A unique dimensionless phosphate adsorption isotherm, covering the solution concentration range 10−6 to 10−1M P, which has been found to fit 17 materials including 15 soils, pure kaolinite and amorphous Al(OH)3, is derived. The soils shown to fit the isotherm include chromic luvisols, pellic vertisols, calcic luvisols, a tropeptic eutrorthox, a volcanic ash soil from New Zealand, and a number of English soils.
The necessary parameters to derive, a complete adsorption isotherm for a particular soil, from the universal isotherm, requires three adsorption experiments in the high concentration range (10−4 to 10−1M P) to define the linear portion of the isotherm and the critical concentration. Three other determinations in the range 10−6 to 10−4M P are needed to obtain the Freundlich isotherm from the data after correction for the effect of the linear region of the isotherm at high concentration.

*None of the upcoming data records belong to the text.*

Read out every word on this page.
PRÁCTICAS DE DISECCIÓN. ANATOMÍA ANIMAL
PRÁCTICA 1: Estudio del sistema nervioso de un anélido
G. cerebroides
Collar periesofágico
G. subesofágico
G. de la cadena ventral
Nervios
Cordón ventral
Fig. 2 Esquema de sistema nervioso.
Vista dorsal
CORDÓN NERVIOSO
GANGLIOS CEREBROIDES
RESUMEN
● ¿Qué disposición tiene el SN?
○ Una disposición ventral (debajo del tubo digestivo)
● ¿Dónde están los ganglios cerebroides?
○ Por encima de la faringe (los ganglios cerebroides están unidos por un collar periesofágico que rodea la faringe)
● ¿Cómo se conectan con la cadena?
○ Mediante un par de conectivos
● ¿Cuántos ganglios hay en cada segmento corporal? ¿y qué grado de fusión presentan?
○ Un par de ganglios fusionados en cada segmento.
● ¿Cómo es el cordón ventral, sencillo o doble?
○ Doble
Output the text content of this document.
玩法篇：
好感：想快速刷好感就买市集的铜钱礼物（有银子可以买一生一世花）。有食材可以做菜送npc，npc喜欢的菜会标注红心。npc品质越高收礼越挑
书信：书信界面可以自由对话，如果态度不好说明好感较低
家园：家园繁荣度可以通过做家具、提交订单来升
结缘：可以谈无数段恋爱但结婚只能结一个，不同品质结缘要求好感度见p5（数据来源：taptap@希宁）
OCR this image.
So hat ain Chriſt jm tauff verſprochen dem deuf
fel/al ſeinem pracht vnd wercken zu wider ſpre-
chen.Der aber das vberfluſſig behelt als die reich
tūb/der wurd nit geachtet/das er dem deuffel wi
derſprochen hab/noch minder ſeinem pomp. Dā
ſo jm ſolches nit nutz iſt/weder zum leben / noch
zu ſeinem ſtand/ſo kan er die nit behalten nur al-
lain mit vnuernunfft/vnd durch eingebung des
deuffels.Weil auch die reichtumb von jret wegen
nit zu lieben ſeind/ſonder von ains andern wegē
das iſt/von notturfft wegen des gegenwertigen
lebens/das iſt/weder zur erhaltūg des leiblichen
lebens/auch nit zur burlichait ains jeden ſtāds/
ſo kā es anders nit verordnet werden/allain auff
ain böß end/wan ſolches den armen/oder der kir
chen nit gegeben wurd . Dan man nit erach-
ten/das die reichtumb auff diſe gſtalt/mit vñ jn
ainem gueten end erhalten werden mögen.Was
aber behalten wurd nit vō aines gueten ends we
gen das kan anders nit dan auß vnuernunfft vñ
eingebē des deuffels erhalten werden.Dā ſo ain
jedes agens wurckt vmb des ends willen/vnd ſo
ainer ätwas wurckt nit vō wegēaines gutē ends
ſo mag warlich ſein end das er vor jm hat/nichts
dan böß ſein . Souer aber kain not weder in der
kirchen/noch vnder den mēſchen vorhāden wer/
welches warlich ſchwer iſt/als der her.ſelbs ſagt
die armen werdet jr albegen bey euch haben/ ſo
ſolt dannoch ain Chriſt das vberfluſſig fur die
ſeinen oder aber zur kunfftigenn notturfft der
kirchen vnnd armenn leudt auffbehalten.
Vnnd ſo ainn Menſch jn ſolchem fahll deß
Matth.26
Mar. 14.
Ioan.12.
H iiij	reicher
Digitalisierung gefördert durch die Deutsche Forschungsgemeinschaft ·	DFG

The Freundlich constant a was shown to be a capacity factor, and the constant b to be related to the chemical potential of the phosphate in solution. For the soils studied the variation in the magnitude of b was found to be smaller (0.11 to 0.37) than in a (1.60 to 9.66).
The advantage of this universal isotherm over conventional isotherms, is that it requires less experimental work to define and is applicable over a wide range of P concentrations such as might be found surrounding a fertilizer granule.